Thanks to the Family Educational Rights and Privacy Act (FERPA), Christy could look at her UPenn admissions file after making a request to the admissions office. So what exactly did she see?
UPenn Admissions Officers Write Few Notes on Admissions Files
She didn’t see much. As Christy wrote in a 2019 editorial published in The Daily Pennsylvanian about her gander at her UPenn admissions file, “My file was 18 pages long, and scrolling through it, I realized, most of it was a replica of my Common App, organized in a way that gave me no new information. Only the first page and one other page had new information. On the first page was my GPA, my senior year coursework, my SAT scores, my SAT II scores, and my AP scores.”
She continued, “Another page wrote out the form user’s title, the date the form was submitted, and that the file was placed into the admit bin. Most interestingly, there were four numbers, labeled ‘E,’ ‘I,’ ‘M,’ and ‘AI.’ With these letters came no description. However, AI, a number much larger than the other three could be interpreted as academic index, a score out of 240 that takes into account one’s GPA, class rank, and standardized testing scores. Two more boxes contained the words ‘very demanding’ and “FG,” presumably short for first-generation, and that was the extent of my admissions file.”
Why UPenn Admissions Officers Write Few Notes on Admissions Files
First, Christy’s analysis of the scarce handwritten notes on her admissions file was spot on — it was intentional. Also, “AI” does indeed stand for Academic Index, just as “FG” stands for first-generation college student, and “very demanding” is a summary of her high school coursework.
But why would UPenn admissions officers write very few notes on Christy’s admissions file? Why was it not marked up in red ink in every margin?
The Harvard Trial
That’s easy. Because UPenn’s then-Dean of Admissions Eric Furda, who left UPenn in 2020, wasn’t born yesterday. Back in 2018, Harvard University’s Dean of Admissions and Financial Aid William Fitzsimmons had to take the stand to defend his life’s work: the Harvard admissions process.
Harvard’s admissions files, which were part of the discovery in the Students For Fair Admissions v. Harvard University case, a case that has since gone on to the United States Supreme Court and is now awaiting a decision that could forever shake up the college admissions process by outlawing Affirmative Action, became a matter of public record.

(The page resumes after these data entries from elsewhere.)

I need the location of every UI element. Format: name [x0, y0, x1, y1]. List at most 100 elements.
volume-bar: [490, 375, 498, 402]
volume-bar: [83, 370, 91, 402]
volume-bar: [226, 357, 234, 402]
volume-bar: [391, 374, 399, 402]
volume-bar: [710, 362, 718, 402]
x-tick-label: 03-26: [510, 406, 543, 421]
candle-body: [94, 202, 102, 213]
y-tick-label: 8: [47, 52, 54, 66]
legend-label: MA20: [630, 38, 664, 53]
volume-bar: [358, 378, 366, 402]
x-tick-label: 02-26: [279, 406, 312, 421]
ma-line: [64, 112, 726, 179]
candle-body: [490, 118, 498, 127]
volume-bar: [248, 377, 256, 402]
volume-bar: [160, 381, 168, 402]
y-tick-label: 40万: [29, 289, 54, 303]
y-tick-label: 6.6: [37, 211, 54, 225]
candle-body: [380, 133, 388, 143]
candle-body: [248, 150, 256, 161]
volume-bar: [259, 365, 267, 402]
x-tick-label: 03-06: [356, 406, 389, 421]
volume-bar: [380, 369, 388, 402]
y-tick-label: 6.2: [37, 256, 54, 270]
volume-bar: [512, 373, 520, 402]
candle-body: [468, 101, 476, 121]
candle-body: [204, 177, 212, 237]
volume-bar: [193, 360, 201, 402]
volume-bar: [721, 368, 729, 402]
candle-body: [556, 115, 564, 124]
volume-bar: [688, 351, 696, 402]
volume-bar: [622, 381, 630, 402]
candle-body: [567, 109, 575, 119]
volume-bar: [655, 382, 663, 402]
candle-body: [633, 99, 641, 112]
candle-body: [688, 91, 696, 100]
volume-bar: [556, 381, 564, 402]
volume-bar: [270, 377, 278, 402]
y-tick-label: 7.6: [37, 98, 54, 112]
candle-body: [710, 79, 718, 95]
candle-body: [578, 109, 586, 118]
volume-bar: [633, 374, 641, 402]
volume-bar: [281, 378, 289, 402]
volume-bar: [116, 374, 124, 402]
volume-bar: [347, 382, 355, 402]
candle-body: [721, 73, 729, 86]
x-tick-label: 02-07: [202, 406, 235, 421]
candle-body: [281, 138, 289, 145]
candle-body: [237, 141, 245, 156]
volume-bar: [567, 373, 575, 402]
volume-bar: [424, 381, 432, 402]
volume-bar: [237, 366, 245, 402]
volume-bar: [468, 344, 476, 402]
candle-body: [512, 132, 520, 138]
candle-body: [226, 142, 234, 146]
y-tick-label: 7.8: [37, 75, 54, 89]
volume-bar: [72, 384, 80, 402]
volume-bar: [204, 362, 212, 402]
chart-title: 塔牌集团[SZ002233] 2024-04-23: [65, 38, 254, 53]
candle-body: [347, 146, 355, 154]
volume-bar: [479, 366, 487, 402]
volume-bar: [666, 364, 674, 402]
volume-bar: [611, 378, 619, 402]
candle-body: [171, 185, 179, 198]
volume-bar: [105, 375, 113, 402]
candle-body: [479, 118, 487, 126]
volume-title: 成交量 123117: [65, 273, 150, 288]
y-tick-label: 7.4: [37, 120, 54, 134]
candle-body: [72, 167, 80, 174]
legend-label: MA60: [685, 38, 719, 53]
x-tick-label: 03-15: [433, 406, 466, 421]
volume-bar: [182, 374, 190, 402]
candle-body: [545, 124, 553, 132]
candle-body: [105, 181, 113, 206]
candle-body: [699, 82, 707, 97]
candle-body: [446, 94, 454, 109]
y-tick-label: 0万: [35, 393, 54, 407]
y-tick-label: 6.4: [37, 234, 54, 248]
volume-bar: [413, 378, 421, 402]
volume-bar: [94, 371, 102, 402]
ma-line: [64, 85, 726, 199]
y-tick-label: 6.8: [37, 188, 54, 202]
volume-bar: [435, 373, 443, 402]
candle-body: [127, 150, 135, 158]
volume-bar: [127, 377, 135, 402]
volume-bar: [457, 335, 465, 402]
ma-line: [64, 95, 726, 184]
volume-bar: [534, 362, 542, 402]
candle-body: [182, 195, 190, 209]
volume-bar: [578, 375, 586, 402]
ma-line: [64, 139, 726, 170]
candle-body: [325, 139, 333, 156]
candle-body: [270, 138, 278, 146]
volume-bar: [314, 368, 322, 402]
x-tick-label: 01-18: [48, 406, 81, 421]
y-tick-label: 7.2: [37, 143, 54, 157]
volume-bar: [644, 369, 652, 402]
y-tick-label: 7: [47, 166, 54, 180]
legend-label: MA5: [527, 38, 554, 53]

Harvard’s notes on admissions files were widely reported during the trial.
As such, you can bet your bottom dollar that Dean Fitzsimmons wished he had instructed his admissions officers years before not to write as much as they had on admissions files, not to spill so much tea. Dean Furda, observing the trial from his perch in UPenn’s admissions office, was keenly aware that his school’s admissions files could one day be discoverable just like Harvard’s.
FERPA Review Requests
Additionally, Dean Furda keenly understood that FERPA entitles students to review their files upon request. So it should come as little surprise that notations on Christy’s UPenn admissions file were few and far between — and, of course, not particularly juicy. In addition to the file being potentially discoverable in future litigation, the student under review could one day see the file, including any notes on said file.